O intelectual e sacerdote peruano Gustavo Gutiérrez, considerado o pai da teologia da libertação, movimento de pensamento cristão centrado na dignidade dos pobres, morreu terça-feira, 22 de outubro, em Lima, aos 96 anos.
“A Província Dominicana de San Juan Bautista del Peru lamenta informar que hoje, 22 de outubro de 2024, nosso querido irmão Gustavo Gutiérrez Merino foi à Casa do Pai”anunciou a ordem religiosa nas redes sociais, fórmula que significa que está morto. “É com profunda tristeza que anunciamos esta noite o falecimento do nosso querido amigo e fundador Gustavo Gutiérrez”confirmou, no dia X, o Instituto Bartolomé de las Casas, centro de atendimento aos mais desfavorecidos, que o padre fundou em 1974.
A ordem dominicana do Peru anunciou que nos próximos dias seriam celebradas missas em sua homenagem e que lhe seria prestada uma homenagem na Basílica de Santo Domingo, em Lima. Seus restos mortais repousarão a partir da noite de quarta-feira em uma sala de contemplação da comunidade dominicana da capital.
A Legião de Honra Francesa em 1993
Gustavo Gutiérrez, que se tornou dominicano aos 76 anos, esteve entre os padres que denunciaram as injustiças e desigualdades do subcontinente americano. Ele escreveu o primeiro grande tratado sobre o assunto em um livro, Teologia da Libertação. Panoramapublicado em 1972 e traduzido em todo o mundo.
O seu trabalho ofereceu uma nova espiritualidade baseada na solidariedade com os pobres e exortou a Igreja a participar na mudança das instituições sociais e económicas para promover a justiça social. Seguindo-o, muitos católicos latino-americanos escreveram sobre o assunto. Alguns foram criticados pelo Vaticano – em particular por João Paulo II – por terem adoptado uma interpretação considerada marxista e revolucionária do tema da libertação cristã. Padre Gutiérrez nunca rompeu com a Igreja.
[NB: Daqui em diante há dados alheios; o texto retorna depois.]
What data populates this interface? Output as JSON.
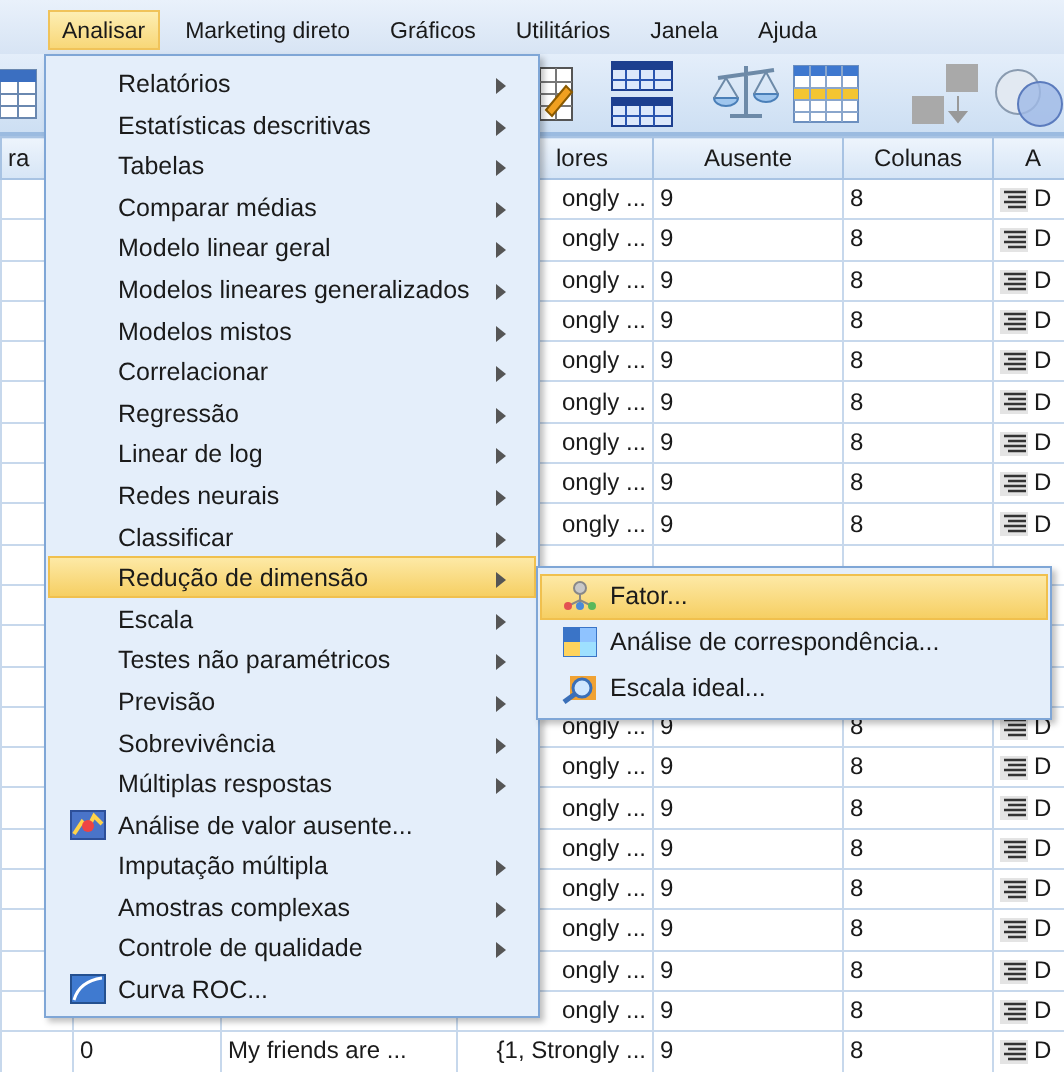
{
  "menu_bar": [
    {
      "label": "Analisar",
      "selected": true
    },
    {
      "label": "Marketing direto",
      "selected": false
    },
    {
      "label": "Gráficos",
      "selected": false
    },
    {
      "label": "Utilitários",
      "selected": false
    },
    {
      "label": "Janela",
      "selected": false
    },
    {
      "label": "Ajuda",
      "selected": false
    }
  ],
  "grid": {
    "columns": [
      {
        "header": "ra"
      },
      {},
      {},
      {
        "header": "lores"
      },
      {
        "header": "Ausente"
      },
      {
        "header": "Colunas"
      },
      {
        "header": "A"
      }
    ],
    "rows": [
      {
        "cells": [
          null,
          null,
          null,
          "ongly ...",
          "9",
          "8",
          "D"
        ]
      },
      {
        "cells": [
          null,
          null,
          null,
          "ongly ...",
          "9",
          "8",
          "D"
        ]
      },
      {
        "cells": [
          null,
          null,
          null,
          "ongly ...",
          "9",
          "8",
          "D"
        ]
      },
      {
        "cells": [
          null,
          null,
          null,
          "ongly ...",
          "9",
          "8",
          "D"
        ]
      },
      {
        "cells": [
          null,
          null,
          null,
          "ongly ...",
          "9",
          "8",
          "D"
        ]
      },
      {
        "cells": [
          null,
          null,
          null,
          "ongly ...",
          "9",
          "8",
          "D"
        ]
      },
      {
        "cells": [
          null,
          null,
          null,
          "ongly ...",
          "9",
          "8",
          "D"
        ]
      },
      {
        "cells": [
          null,
          null,
          null,
          "ongly ...",
          "9",
          "8",
          "D"
        ]
      },
      {
        "cells": [
          null,
          null,
          null,
          "ongly ...",
          "9",
          "8",
          "D"
        ]
      },
      {
        "cells": [
          null,
          null,
          null,
          null,
          null,
          null,
          null
        ]
      },
      {
        "cells": [
          null,
          null,
          null,
          null,
          null,
          null,
          null
        ]
      },
      {
        "cells": [
          null,
          null,
          null,
          null,
          null,
          null,
          null
        ]
      },
      {
        "cells": [
          null,
          null,
          null,
          null,
          null,
          null,
          null
        ]
      },
      {
        "cells": [
          null,
          null,
          null,
          "ongly ...",
          "9",
          "8",
          "D"
        ]
      },
      {
        "cells": [
          null,
          null,
          null,
          "ongly ...",
          "9",
          "8",
          "D"
        ]
      },
      {
        "cells": [
          null,
          null,
          null,
          "ongly ...",
          "9",
          "8",
          "D"
        ]
      },
      {
        "cells": [
          null,
          null,
          null,
          "ongly ...",
          "9",
          "8",
          "D"
        ]
      },
      {
        "cells": [
          null,
          null,
          null,
          "ongly ...",
          "9",
          "8",
          "D"
        ]
      },
      {
        "cells": [
          null,
          null,
          null,
          "ongly ...",
          "9",
          "8",
          "D"
        ]
      },
      {
        "cells": [
          null,
          null,
          null,
          "ongly ...",
          "9",
          "8",
          "D"
        ]
      },
      {
        "cells": [
          null,
          null,
          null,
          "ongly ...",
          "9",
          "8",
          "D"
        ]
      },
      {
        "cells": [
          null,
          "0",
          "My friends are ...",
          "{1, Strongly ...",
          "9",
          "8",
          "D"
        ]
      }
    ]
  },
  "menu": [
    {
      "label": "Relatórios",
      "kind": "submenu",
      "selected": false
    },
    {
      "label": "Estatísticas descritivas",
      "kind": "submenu",
      "selected": false
    },
    {
      "label": "Tabelas",
      "kind": "submenu",
      "selected": false
    },
    {
      "label": "Comparar médias",
      "kind": "submenu",
      "selected": false
    },
    {
      "label": "Modelo linear geral",
      "kind": "submenu",
      "selected": false
    },
    {
      "label": "Modelos lineares generalizados",
      "kind": "submenu",
      "selected": false
    },
    {
      "label": "Modelos mistos",
      "kind": "submenu",
      "selected": false
    },
    {
      "label": "Correlacionar",
      "kind": "submenu",
      "selected": false
    },
    {
      "label": "Regressão",
      "kind": "submenu",
      "selected": false
    },
    {
      "label": "Linear de log",
      "kind": "submenu",
      "selected": false
    },
    {
      "label": "Redes neurais",
      "kind": "submenu",
      "selected": false
    },
    {
      "label": "Classificar",
      "kind": "submenu",
      "selected": false
    },
    {
      "label": "Redução de dimensão",
      "kind": "submenu",
      "selected": true
    },
    {
      "label": "Escala",
      "kind": "submenu",
      "selected": false
    },
    {
      "label": "Testes não paramétricos",
      "kind": "submenu",
      "selected": false
    },
    {
      "label": "Previsão",
      "kind": "submenu",
      "selected": false
    },
    {
      "label": "Sobrevivência",
      "kind": "submenu",
      "selected": false
    },
    {
      "label": "Múltiplas respostas",
      "kind": "submenu",
      "selected": false
    },
    {
      "label": "Análise de valor ausente...",
      "kind": "command",
      "selected": false
    },
    {
      "label": "Imputação múltipla",
      "kind": "submenu",
      "selected": false
    },
    {
      "label": "Amostras complexas",
      "kind": "submenu",
      "selected": false
    },
    {
      "label": "Controle de qualidade",
      "kind": "submenu",
      "selected": false
    },
    {
      "label": "Curva ROC...",
      "kind": "command",
      "selected": false
    }
  ],
  "submenu": [
    {
      "label": "Fator...",
      "selected": true
    },
    {
      "label": "Análise de correspondência...",
      "selected": false
    },
    {
      "label": "Escala ideal...",
      "selected": false
    }
  ]
}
Gustavo Gutiérrez recebeu um grande número de títulos honoríficos e prêmios em todo o mundo. Em 1993, na França, recebeu a Legião de Honra das mãos do presidente francês, François Mitterrand, que saudou, na ocasião, “o acordo entre a fé” do seu anfitrião “e a sua luta contra a exploração, a dominação, a pobreza e a miséria”. Em 2002, ingressou na Academia Americana de Artes e Ciências.
Saudado pelo Papa Francisco
Foi convivendo com a pobreza que construiu o seu pensamento: a teologia da libertação propõe aliviar os pobres das suas condições de vida, mas também torná-los atores da sua própria libertação. Defendeu uma reorganização da sociedade e denunciou os estragos do capitalismo, responsável, segundo ele, pelo sofrimento de inúmeros “irmãos e irmãs humanos”. Ao mesmo tempo, Gustavo Gutiérrez lecionou na Pontifícia Universidade Católica do Peru e em diversas universidades norte-americanas e europeias.
A Teologia da Libertação fazia parte de um movimento sociopolítico mais amplo numa época em que a América Latina estava dividida por profundas desigualdades. Após a instalação de regimes militares durante as décadas de 1960 e 1970 na maioria dos países, os activistas da teologia da libertação participariam activamente na resistência contra estas ditaduras.
No 90º aniversário de Gustavo Gutiérrez, o Papa Francisco cumprimentou o seu “serviço teológico” et “seu amor preferencial pelos pobres e excluídos da sociedade”. O Papa agradeceu-lhe por “a sua forma de apelar à consciência de todos, para que ninguém fique indiferente ao drama da pobreza e da exclusão”. Em 2018, o papa argentino canonizou outra grande figura da teologia da libertação, Monsenhor Romero, que foi assassinado no meio de uma missa em 1980 em El Salvador.